Zero-Shot Tokenizer Transfer

Author: NewsCrawler
Published: 5/14/2024, 10:45:27 PM
Category: Resource

Method for seamlessly swapping tokenizers to enhance model flexibility across languages and coding tasks.

Paper

Code

Zero-Shot Tokenizer Transfer (ZeTT) is a method that introduces a hypernetwork training paradigm to seamlessly substitute tokenizers and enhance model flexibility. It aims to overcome the constraint of language models (LMs) being closely linked to particular tokenizers, restricting their adaptability across languages and coding tasks.

At the core of ZeTT lies the challenge of finding embeddings for tokens in the vocabulary of a new tokenizer. Traditional heuristics for initializing embeddings often fall short in this context, prompting the proposal of a new solution: training a hypernetwork capable of predicting embeddings based on the input tokenizer. Empirical evaluations demonstrate the effectiveness of this approach, showcasing its ability to generalize to diverse tokenizers across encoder and decoder LMs.

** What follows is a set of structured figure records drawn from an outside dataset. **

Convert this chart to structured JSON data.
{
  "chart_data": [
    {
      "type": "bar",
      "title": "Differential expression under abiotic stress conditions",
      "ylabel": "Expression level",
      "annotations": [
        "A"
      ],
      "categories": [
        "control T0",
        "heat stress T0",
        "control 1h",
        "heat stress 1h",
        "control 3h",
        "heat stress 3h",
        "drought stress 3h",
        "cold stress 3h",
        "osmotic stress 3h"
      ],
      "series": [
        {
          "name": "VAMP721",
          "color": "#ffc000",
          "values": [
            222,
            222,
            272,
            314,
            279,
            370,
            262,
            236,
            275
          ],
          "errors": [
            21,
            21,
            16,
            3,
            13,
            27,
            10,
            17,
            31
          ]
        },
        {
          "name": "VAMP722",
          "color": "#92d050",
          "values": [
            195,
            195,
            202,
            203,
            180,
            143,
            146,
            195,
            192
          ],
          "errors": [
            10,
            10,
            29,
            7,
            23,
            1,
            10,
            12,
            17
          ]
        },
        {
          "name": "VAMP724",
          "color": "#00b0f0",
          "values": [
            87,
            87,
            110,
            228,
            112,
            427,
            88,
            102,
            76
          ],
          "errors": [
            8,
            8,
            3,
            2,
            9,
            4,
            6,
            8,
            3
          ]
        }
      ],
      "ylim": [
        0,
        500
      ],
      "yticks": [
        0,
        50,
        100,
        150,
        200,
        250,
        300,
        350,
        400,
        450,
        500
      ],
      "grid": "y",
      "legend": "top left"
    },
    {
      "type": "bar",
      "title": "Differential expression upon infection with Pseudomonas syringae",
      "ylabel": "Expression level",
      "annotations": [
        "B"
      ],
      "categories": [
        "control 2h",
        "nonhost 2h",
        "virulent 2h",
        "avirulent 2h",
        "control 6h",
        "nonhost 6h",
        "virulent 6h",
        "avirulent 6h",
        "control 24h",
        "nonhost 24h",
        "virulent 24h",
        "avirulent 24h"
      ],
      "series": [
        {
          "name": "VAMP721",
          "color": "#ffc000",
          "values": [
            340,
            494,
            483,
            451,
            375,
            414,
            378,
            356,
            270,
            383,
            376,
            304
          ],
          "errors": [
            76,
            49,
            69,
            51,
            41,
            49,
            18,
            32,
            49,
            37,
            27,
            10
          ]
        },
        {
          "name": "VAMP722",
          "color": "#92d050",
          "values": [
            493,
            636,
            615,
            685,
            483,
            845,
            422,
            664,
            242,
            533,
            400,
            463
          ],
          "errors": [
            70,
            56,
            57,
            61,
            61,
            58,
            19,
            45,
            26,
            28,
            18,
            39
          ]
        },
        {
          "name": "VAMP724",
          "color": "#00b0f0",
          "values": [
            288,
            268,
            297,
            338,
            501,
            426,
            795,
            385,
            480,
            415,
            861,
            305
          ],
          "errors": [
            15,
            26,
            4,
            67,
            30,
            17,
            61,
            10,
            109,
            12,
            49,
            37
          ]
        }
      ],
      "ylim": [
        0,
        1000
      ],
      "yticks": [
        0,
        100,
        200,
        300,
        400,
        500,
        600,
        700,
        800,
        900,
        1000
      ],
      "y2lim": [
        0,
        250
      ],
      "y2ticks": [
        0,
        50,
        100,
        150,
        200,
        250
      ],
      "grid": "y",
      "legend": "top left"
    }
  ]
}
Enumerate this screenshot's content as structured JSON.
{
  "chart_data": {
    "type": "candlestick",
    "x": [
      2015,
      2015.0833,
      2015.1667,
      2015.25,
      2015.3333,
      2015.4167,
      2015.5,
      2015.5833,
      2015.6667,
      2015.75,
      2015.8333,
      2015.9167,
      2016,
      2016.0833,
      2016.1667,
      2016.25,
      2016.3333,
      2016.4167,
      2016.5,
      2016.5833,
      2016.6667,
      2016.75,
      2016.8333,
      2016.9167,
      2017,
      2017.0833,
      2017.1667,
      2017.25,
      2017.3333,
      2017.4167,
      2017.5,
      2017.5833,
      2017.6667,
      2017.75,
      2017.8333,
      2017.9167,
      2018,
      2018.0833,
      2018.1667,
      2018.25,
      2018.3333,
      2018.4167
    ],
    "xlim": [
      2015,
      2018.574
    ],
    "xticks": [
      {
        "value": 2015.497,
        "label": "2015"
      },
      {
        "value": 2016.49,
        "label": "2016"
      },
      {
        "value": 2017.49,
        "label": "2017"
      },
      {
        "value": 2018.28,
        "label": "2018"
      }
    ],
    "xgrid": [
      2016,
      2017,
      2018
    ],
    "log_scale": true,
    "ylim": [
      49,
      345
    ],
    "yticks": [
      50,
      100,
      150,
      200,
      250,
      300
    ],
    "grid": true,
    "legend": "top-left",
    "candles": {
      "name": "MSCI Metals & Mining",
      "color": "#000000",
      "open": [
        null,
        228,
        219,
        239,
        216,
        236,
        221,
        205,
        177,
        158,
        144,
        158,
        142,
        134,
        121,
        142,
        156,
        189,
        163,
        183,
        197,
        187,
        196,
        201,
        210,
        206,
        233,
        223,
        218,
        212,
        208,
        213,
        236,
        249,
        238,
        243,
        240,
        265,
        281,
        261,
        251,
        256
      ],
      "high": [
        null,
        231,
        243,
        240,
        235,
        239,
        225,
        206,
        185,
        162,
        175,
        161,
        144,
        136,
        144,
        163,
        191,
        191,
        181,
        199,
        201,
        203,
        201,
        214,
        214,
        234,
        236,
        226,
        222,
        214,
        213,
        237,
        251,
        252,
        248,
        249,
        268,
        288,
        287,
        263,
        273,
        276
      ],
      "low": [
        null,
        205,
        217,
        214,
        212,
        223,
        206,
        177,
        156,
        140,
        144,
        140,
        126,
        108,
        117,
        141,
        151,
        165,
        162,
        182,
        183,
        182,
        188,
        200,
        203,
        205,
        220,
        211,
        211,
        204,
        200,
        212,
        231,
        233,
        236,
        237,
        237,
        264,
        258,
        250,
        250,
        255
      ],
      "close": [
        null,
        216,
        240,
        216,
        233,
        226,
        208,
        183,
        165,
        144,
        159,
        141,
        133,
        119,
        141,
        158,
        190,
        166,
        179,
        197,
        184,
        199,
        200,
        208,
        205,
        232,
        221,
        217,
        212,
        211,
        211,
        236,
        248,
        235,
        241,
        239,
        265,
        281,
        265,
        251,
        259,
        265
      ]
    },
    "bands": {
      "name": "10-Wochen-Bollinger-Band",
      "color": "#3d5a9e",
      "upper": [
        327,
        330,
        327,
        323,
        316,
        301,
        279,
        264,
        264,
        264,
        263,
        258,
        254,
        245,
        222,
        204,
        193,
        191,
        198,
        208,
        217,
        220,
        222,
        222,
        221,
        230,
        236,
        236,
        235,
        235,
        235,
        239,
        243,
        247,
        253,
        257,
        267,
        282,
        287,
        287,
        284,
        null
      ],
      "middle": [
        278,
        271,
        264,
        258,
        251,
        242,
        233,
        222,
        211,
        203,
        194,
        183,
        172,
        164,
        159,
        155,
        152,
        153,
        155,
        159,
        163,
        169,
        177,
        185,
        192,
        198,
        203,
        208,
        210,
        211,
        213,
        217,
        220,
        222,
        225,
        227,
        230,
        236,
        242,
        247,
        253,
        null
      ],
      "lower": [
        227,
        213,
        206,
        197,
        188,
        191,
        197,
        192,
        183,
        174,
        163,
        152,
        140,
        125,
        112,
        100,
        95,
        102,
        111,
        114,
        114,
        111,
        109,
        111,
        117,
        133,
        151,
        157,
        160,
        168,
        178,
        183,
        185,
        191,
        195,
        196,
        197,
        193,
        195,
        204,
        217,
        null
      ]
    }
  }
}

The methodology involves defining distributions over texts and tokenizers, with an emphasis on sampling diverse tokenizers to foster generalization. Training the hypernetwork involves assembling substrings into the tokenizer and creating a UnigramLM based on these substrings. The loss is computed on a subset of tokens in each batch, and parameters are updated accordingly to minimize the LM's loss with the new tokenizer.

Importantly, the proposed method significantly reduces the length of tokenized sequences while maintaining performance levels close to those of models with the original tokenizer. Furthermore, the gap in performance can be further narrowed through continued training on a relatively small token corpus. Notably, a ZeTT hypernetwork trained for a base LM can also be applied to fine-tuned variants without additional training, enhancing its practical applicability.